Comment dépolluer Paris de la publicité

RAP n’étant pas invitée à participer à l’élaboration du RLP de Paris, nous nous sommes permis d’envoyer aux élus membres nos revendications sur l’affichage publicitaire.


Madame, Monsieur,

La France est réputée pour être la mauvaise élève de l’Europe, voire du monde, en matière de pollution visuelle par l’affichage. L’affichage publicitaire représente en France 12,5 % des dépenses des publicitaires, mettant notre pays au premier rang mondial pour ce média (4 % aux USA, 3,4 % en Allemagne).
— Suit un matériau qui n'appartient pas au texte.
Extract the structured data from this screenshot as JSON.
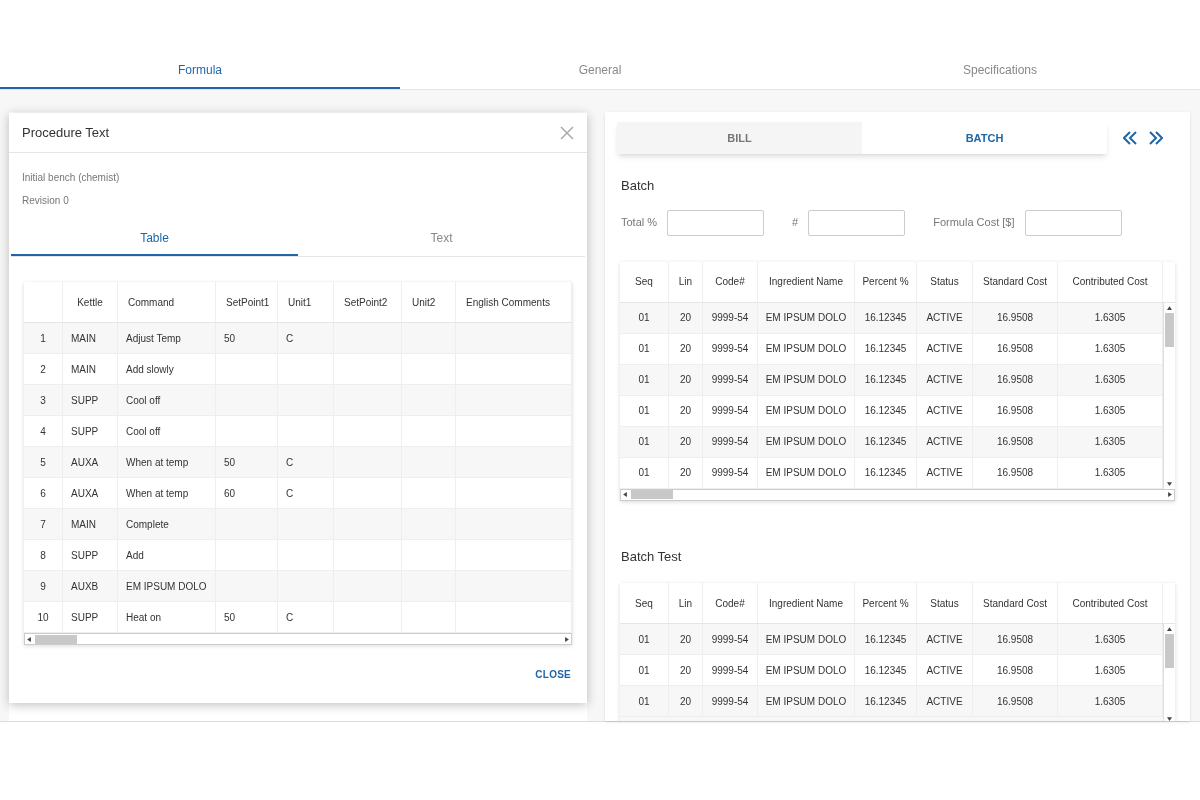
{
  "tabs": [
    {
      "label": "Formula",
      "selected": true
    },
    {
      "label": "General",
      "selected": false
    },
    {
      "label": "Specifications",
      "selected": false
    }
  ],
  "dialog": {
    "title": "Procedure Text",
    "lines": [
      "Initial bench (chemist)",
      "Revision 0"
    ],
    "tabs": [
      {
        "label": "Table",
        "selected": true
      },
      {
        "label": "Text",
        "selected": false
      }
    ],
    "table": {
      "columns": [
        "",
        "Kettle",
        "Command",
        "SetPoint1",
        "Unit1",
        "SetPoint2",
        "Unit2",
        "English Comments"
      ],
      "rows": [
        [
          "1",
          "MAIN",
          "Adjust Temp",
          "50",
          "C",
          "",
          "",
          ""
        ],
        [
          "2",
          "MAIN",
          "Add slowly",
          "",
          "",
          "",
          "",
          ""
        ],
        [
          "3",
          "SUPP",
          "Cool off",
          "",
          "",
          "",
          "",
          ""
        ],
        [
          "4",
          "SUPP",
          "Cool off",
          "",
          "",
          "",
          "",
          ""
        ],
        [
          "5",
          "AUXA",
          "When at temp",
          "50",
          "C",
          "",
          "",
          ""
        ],
        [
          "6",
          "AUXA",
          "When at temp",
          "60",
          "C",
          "",
          "",
          ""
        ],
        [
          "7",
          "MAIN",
          "Complete",
          "",
          "",
          "",
          "",
          ""
        ],
        [
          "8",
          "SUPP",
          "Add",
          "",
          "",
          "",
          "",
          ""
        ],
        [
          "9",
          "AUXB",
          "EM IPSUM DOLO",
          "",
          "",
          "",
          "",
          ""
        ],
        [
          "10",
          "SUPP",
          "Heat on",
          "50",
          "C",
          "",
          "",
          ""
        ]
      ]
    },
    "close_button": "CLOSE"
  },
  "right_panel": {
    "segments": [
      {
        "label": "BILL",
        "selected": false
      },
      {
        "label": "BATCH",
        "selected": true
      }
    ],
    "batch": {
      "title": "Batch",
      "fields": [
        {
          "label": "Total %"
        },
        {
          "label": "#"
        },
        {
          "label": "Formula Cost [$]"
        }
      ],
      "table": {
        "columns": [
          "Seq",
          "Lin",
          "Code#",
          "Ingredient Name",
          "Percent %",
          "Status",
          "Standard Cost",
          "Contributed Cost"
        ],
        "rows": [
          [
            "01",
            "20",
            "9999-54",
            "EM IPSUM DOLO",
            "16.12345",
            "ACTIVE",
            "16.9508",
            "1.6305"
          ],
          [
            "01",
            "20",
            "9999-54",
            "EM IPSUM DOLO",
            "16.12345",
            "ACTIVE",
            "16.9508",
            "1.6305"
          ],
          [
            "01",
            "20",
            "9999-54",
            "EM IPSUM DOLO",
            "16.12345",
            "ACTIVE",
            "16.9508",
            "1.6305"
          ],
          [
            "01",
            "20",
            "9999-54",
            "EM IPSUM DOLO",
            "16.12345",
            "ACTIVE",
            "16.9508",
            "1.6305"
          ],
          [
            "01",
            "20",
            "9999-54",
            "EM IPSUM DOLO",
            "16.12345",
            "ACTIVE",
            "16.9508",
            "1.6305"
          ],
          [
            "01",
            "20",
            "9999-54",
            "EM IPSUM DOLO",
            "16.12345",
            "ACTIVE",
            "16.9508",
            "1.6305"
          ]
        ]
      }
    },
    "batch_test": {
      "title": "Batch Test",
      "table": {
        "columns": [
          "Seq",
          "Lin",
          "Code#",
          "Ingredient Name",
          "Percent %",
          "Status",
          "Standard Cost",
          "Contributed Cost"
        ],
        "rows": [
          [
            "01",
            "20",
            "9999-54",
            "EM IPSUM DOLO",
            "16.12345",
            "ACTIVE",
            "16.9508",
            "1.6305"
          ],
          [
            "01",
            "20",
            "9999-54",
            "EM IPSUM DOLO",
            "16.12345",
            "ACTIVE",
            "16.9508",
            "1.6305"
          ],
          [
            "01",
            "20",
            "9999-54",
            "EM IPSUM DOLO",
            "16.12345",
            "ACTIVE",
            "16.9508",
            "1.6305"
          ]
        ]
      }
    }
  }
}
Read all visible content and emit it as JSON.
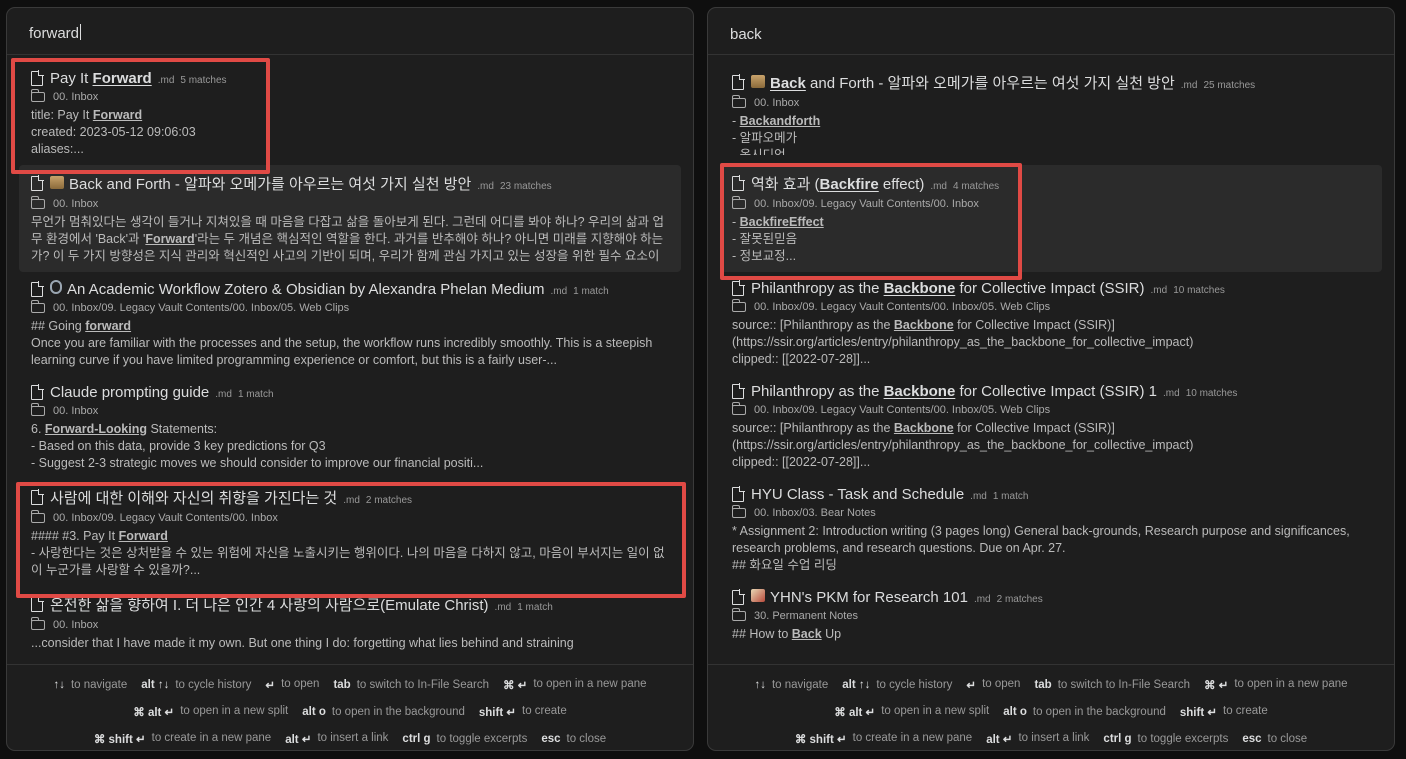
{
  "left": {
    "query": "forward",
    "results": [
      {
        "title_pre": "Pay It ",
        "title_hl": "Forward",
        "title_post": "",
        "ext": ".md",
        "matches": "5 matches",
        "path": "00. Inbox",
        "excerpt": [
          {
            "pre": "title: Pay It ",
            "hl": "Forward",
            "post": ""
          },
          {
            "pre": "created: 2023-05-12 09:06:03",
            "hl": "",
            "post": ""
          },
          {
            "pre": "aliases:...",
            "hl": "",
            "post": ""
          }
        ]
      },
      {
        "title_pre": "Back and Forth - 알파와 오메가를 아우르는 여섯 가지 실천 방안",
        "title_hl": "",
        "title_post": "",
        "ext": ".md",
        "matches": "23 matches",
        "path": "00. Inbox",
        "excerpt": [
          {
            "pre": "무언가 멈춰있다는 생각이 들거나 지쳐있을 때 마음을 다잡고 삶을 돌아보게 된다. 그런데 어디를 봐야 하나? 우리의 삶과 업무 환경에서 'Back'과 '",
            "hl": "Forward",
            "post": "'라는 두 개념은 핵심적인 역할을 한다. 과거를 반추해야 하나? 아니면 미래를 지향해야 하는가? 이 두 가지 방향성은 지식 관리와 혁신적인 사고의 기반이 되며, 우리가 함께 관심 가지고 있는 성장을 위한 필수 요소이다...."
          }
        ]
      },
      {
        "title_pre": "An Academic Workflow Zotero & Obsidian  by Alexandra Phelan  Medium",
        "title_hl": "",
        "title_post": "",
        "ext": ".md",
        "matches": "1 match",
        "path": "00. Inbox/09. Legacy Vault Contents/00. Inbox/05. Web Clips",
        "excerpt": [
          {
            "pre": "## Going ",
            "hl": "forward",
            "post": ""
          },
          {
            "pre": "Once you are familiar with the processes and the setup, the workflow runs incredibly smoothly. This is a steepish learning curve if you have limited programming experience or comfort, but this is a fairly user-...",
            "hl": "",
            "post": ""
          }
        ]
      },
      {
        "title_pre": "Claude prompting guide",
        "title_hl": "",
        "title_post": "",
        "ext": ".md",
        "matches": "1 match",
        "path": "00. Inbox",
        "excerpt": [
          {
            "pre": "6. ",
            "hl": "Forward-Looking",
            "post": " Statements:"
          },
          {
            "pre": "- Based on this data, provide 3 key predictions for Q3",
            "hl": "",
            "post": ""
          },
          {
            "pre": "- Suggest 2-3 strategic moves we should consider to improve our financial positi...",
            "hl": "",
            "post": ""
          }
        ]
      },
      {
        "title_pre": "사람에 대한 이해와 자신의 취향을 가진다는 것",
        "title_hl": "",
        "title_post": "",
        "ext": ".md",
        "matches": "2 matches",
        "path": "00. Inbox/09. Legacy Vault Contents/00. Inbox",
        "excerpt": [
          {
            "pre": "#### #3. Pay It ",
            "hl": "Forward",
            "post": ""
          },
          {
            "pre": "- 사랑한다는 것은 상처받을 수 있는 위험에 자신을 노출시키는 행위이다. 나의 마음을 다하지 않고, 마음이 부서지는 일이 없이 누군가를 사랑할 수 있을까?...",
            "hl": "",
            "post": ""
          }
        ]
      },
      {
        "title_pre": "온전한 삶을 향하여 I. 더 나은 인간 4 사랑의 사람으로(Emulate Christ)",
        "title_hl": "",
        "title_post": "",
        "ext": ".md",
        "matches": "1 match",
        "path": "00. Inbox",
        "excerpt": [
          {
            "pre": "...consider that I have made it my own. But one thing I do: forgetting what lies behind and straining",
            "hl": "",
            "post": ""
          }
        ]
      }
    ]
  },
  "right": {
    "query": "back",
    "results": [
      {
        "title_pre": "",
        "title_hl": "Back",
        "title_post": " and Forth - 알파와 오메가를 아우르는 여섯 가지 실천 방안",
        "ext": ".md",
        "matches": "25 matches",
        "path": "00. Inbox",
        "excerpt": [
          {
            "pre": "- ",
            "hl": "Backandforth",
            "post": ""
          },
          {
            "pre": "- 알파오메가",
            "hl": "",
            "post": ""
          },
          {
            "pre": "- 옵시디언...",
            "hl": "",
            "post": ""
          }
        ]
      },
      {
        "title_pre": "역화 효과 (",
        "title_hl": "Backfire",
        "title_post": " effect)",
        "ext": ".md",
        "matches": "4 matches",
        "path": "00. Inbox/09. Legacy Vault Contents/00. Inbox",
        "excerpt": [
          {
            "pre": "- ",
            "hl": "BackfireEffect",
            "post": ""
          },
          {
            "pre": "- 잘못된믿음",
            "hl": "",
            "post": ""
          },
          {
            "pre": "- 정보교정...",
            "hl": "",
            "post": ""
          }
        ]
      },
      {
        "title_pre": "Philanthropy as the ",
        "title_hl": "Backbone",
        "title_post": " for Collective Impact (SSIR)",
        "ext": ".md",
        "matches": "10 matches",
        "path": "00. Inbox/09. Legacy Vault Contents/00. Inbox/05. Web Clips",
        "excerpt": [
          {
            "pre": "source:: [Philanthropy as the ",
            "hl": "Backbone",
            "post": " for Collective Impact (SSIR)]"
          },
          {
            "pre": "(https://ssir.org/articles/entry/philanthropy_as_the_backbone_for_collective_impact)",
            "hl": "",
            "post": ""
          },
          {
            "pre": "clipped:: [[2022-07-28]]...",
            "hl": "",
            "post": ""
          }
        ]
      },
      {
        "title_pre": "Philanthropy as the ",
        "title_hl": "Backbone",
        "title_post": " for Collective Impact (SSIR) 1",
        "ext": ".md",
        "matches": "10 matches",
        "path": "00. Inbox/09. Legacy Vault Contents/00. Inbox/05. Web Clips",
        "excerpt": [
          {
            "pre": "source:: [Philanthropy as the ",
            "hl": "Backbone",
            "post": " for Collective Impact (SSIR)]"
          },
          {
            "pre": "(https://ssir.org/articles/entry/philanthropy_as_the_backbone_for_collective_impact)",
            "hl": "",
            "post": ""
          },
          {
            "pre": "clipped:: [[2022-07-28]]...",
            "hl": "",
            "post": ""
          }
        ]
      },
      {
        "title_pre": "HYU Class - Task and Schedule",
        "title_hl": "",
        "title_post": "",
        "ext": ".md",
        "matches": "1 match",
        "path": "00. Inbox/03. Bear Notes",
        "excerpt": [
          {
            "pre": "* Assignment 2: Introduction writing (3 pages long) General back-grounds, Research purpose and significances, research problems, and research questions. Due on Apr. 27.",
            "hl": "",
            "post": ""
          },
          {
            "pre": "## 화요일 수업 리딩",
            "hl": "",
            "post": ""
          }
        ]
      },
      {
        "title_pre": "YHN's PKM for Research 101",
        "title_hl": "",
        "title_post": "",
        "ext": ".md",
        "matches": "2 matches",
        "path": "30. Permanent Notes",
        "excerpt": [
          {
            "pre": "## How to ",
            "hl": "Back",
            "post": " Up"
          }
        ]
      }
    ]
  },
  "footer": {
    "line1": [
      {
        "key": "↑↓",
        "action": "to navigate"
      },
      {
        "key": "alt ↑↓",
        "action": "to cycle history"
      },
      {
        "key": "↵",
        "action": "to open"
      },
      {
        "key": "tab",
        "action": "to switch to In-File Search"
      },
      {
        "key": "⌘ ↵",
        "action": "to open in a new pane"
      }
    ],
    "line2": [
      {
        "key": "⌘ alt ↵",
        "action": "to open in a new split"
      },
      {
        "key": "alt o",
        "action": "to open in the background"
      },
      {
        "key": "shift ↵",
        "action": "to create"
      }
    ],
    "line3": [
      {
        "key": "⌘ shift ↵",
        "action": "to create in a new pane"
      },
      {
        "key": "alt ↵",
        "action": "to insert a link"
      },
      {
        "key": "ctrl g",
        "action": "to toggle excerpts"
      },
      {
        "key": "esc",
        "action": "to close"
      }
    ]
  },
  "colors": {
    "highlight_box": "#e04a45",
    "panel_bg": "#1e1e1e",
    "selected_bg": "#2b2b2b"
  }
}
Or, il est important de souligner deux phénomènes.
D’une part, la publicité prend une part croissante dans nos sociétés suscitant des réactions de plus en plus négatives de la part de nos concitoyens. Selon un sondage Ipsos datant du 13 novembre 2007, 79% des français jugent la publicité envahissante et 58% agressive.
D’autre part, de plus en plus de villes dans le monde bannissent les panneaux publicitaires de leurs villes pour des raisons esthétiques et d’amélioration du cadre de vie. Des villes ou des états comme Sao Paulo, Le Vermont, Le Maine, Hawaï, l’Alaska ou Bergen interdisent totalement l’affichage publicitaire.

Notre association, une des pionnières de l’antipublicité, a pour vocation dans ses statuts, « de lutter contre les effets négatifs, directs et indirects, des activités publicitaires sur l’environnement et les citoyens. » En particulier, nous avons inscrits, dans nos actions et réflexions, la lutte contre la « pollution paysagère et du cadre de vie ».

Ainsi, nous avons, depuis une dizaine d’années, dénoncé les abus de l’affichage publicitaire, tout en participant activement à la réflexion, avec d’autres associations, sur les problèmes d’application et les limites de la loi sur l’affichage de 1979. A ce titre nous avons activement participé aux premières discussions sur le RLP de Paris ainsi qu’à l’atelier du Conseil National du Paysage en 2009 et aux discussions autour de la loi Grenelle de l’environnement.

A l’occasion de la ré-ouverture des négociations du Règlement Local de Publicité de Paris, vous trouverez ci-dessous nos revendications prioritaires, qui constituent à nos yeux les mesures importantes et ambitieuses pour un Paris dépollué de la publicité.

1- la limitation de la taille des panneaux à 2 m² et des faces publicitaires à 50×70 cm (soit la division en 4 des panneaux de 2m²).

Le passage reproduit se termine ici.